Phalaris arundinacea, or reed canary grass, is a tall, perennial grass that commonly forms extensive single-species stands along the margins of lakes and streams and in wet open areas, with a wide distribution in Europe, Asia, northern Africa and North America. Other common names for the plant include gardener's-garters and ribbon grass in English, alpiste roseau in French, Rohrglanzgras in German, kusa-yoshi in Japanese, caniço-malhado in Portuguese, and hierba cinta and pasto cinto in Spanish.

==Description==
The stems can reach 2 metres in height. The leaf blades are usually green, but may be variegated. The panicles are up to 30 cm long. The spikelets are light green, often streaked with darker green or purple. This is a perennial grass which spreads underground by its thick rhizomes.

==Uses==
A number of cultivars of P. arundinacea have been selected for use as ornamental plants, including variegated (striped) cultivars - sometimes called ribbon grass - such as 'Castor' and 'Feesey'. The latter has a pink tinge to the leaves. When grown, although drought-tolerant, it likes abundant water and can even be grown as an aquatic plant.

Reed canary grass grows well on poor soil and contaminated industrial sites. Researchers at Teesside University's Contaminated Land & Water Centre have suggested it is ideal for phytoremediation, which improves soil quality and biodiversity at brownfield sites.

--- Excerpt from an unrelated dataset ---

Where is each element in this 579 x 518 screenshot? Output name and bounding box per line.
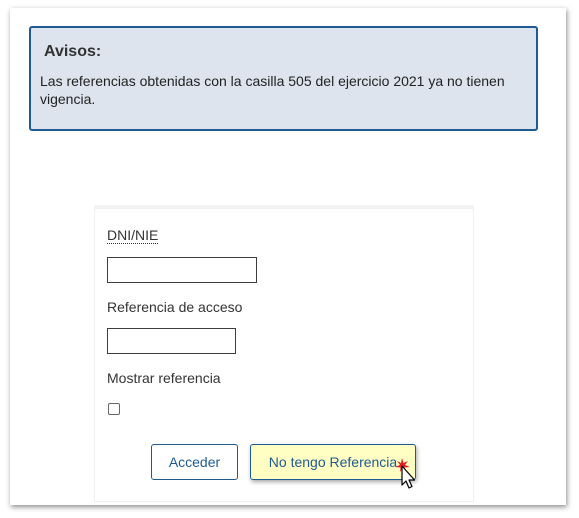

The grass can also easily be turned into bricks or pellets for burning in biomass power stations. Furthermore, it provides fibers which find use in pulp and papermaking processes.

P. arundinacea is also planted as a hay crop or for forage.

This species of Phalaris may also be used as a source of the psychedelic drugs DMT, 5-MeO-DMT and 5-OH-DMT (bufotenin), as well as Hordenine and 5-MeO-NMT; however, N,N-DMT is considered most desirable. Although the concentrations of these compounds are lower than in other potential sources, such as Psychotria viridis and Mimosa tenuiflora, large enough quantities of the grass can be refined to make an ad hoc ayahuasca brew.

==Ecology==
In many places, P. arundinacea is an invasive species in wetlands, particularly in disturbed areas. It has been reported as an invasive weed in floodplains, riverside meadows, and other wetland habitats around the world. When P. arundinacea invades a wetland, it inhibits native vegetation and reduces biological diversity. It alters the entire ecosystem. The grass propagates by seed and rhizome, and once established, is difficult to eradicate.

==Distribution==
P. arundinacea now has a worldwide distribution. While it is generally considered to be native to both North America and Eurasia, this is a matter of debate. It appears that the North American populations are a mixture of introduced European cultivars and indigenous varieties.

==Chemical properties==
Specimens contain varying levels of hordenine and gramine.

Leaves of P. arundinacea contain DMT, 5-MeO-DMT and related compounds. Levels of beta-carbolines and hordenine have also been reported.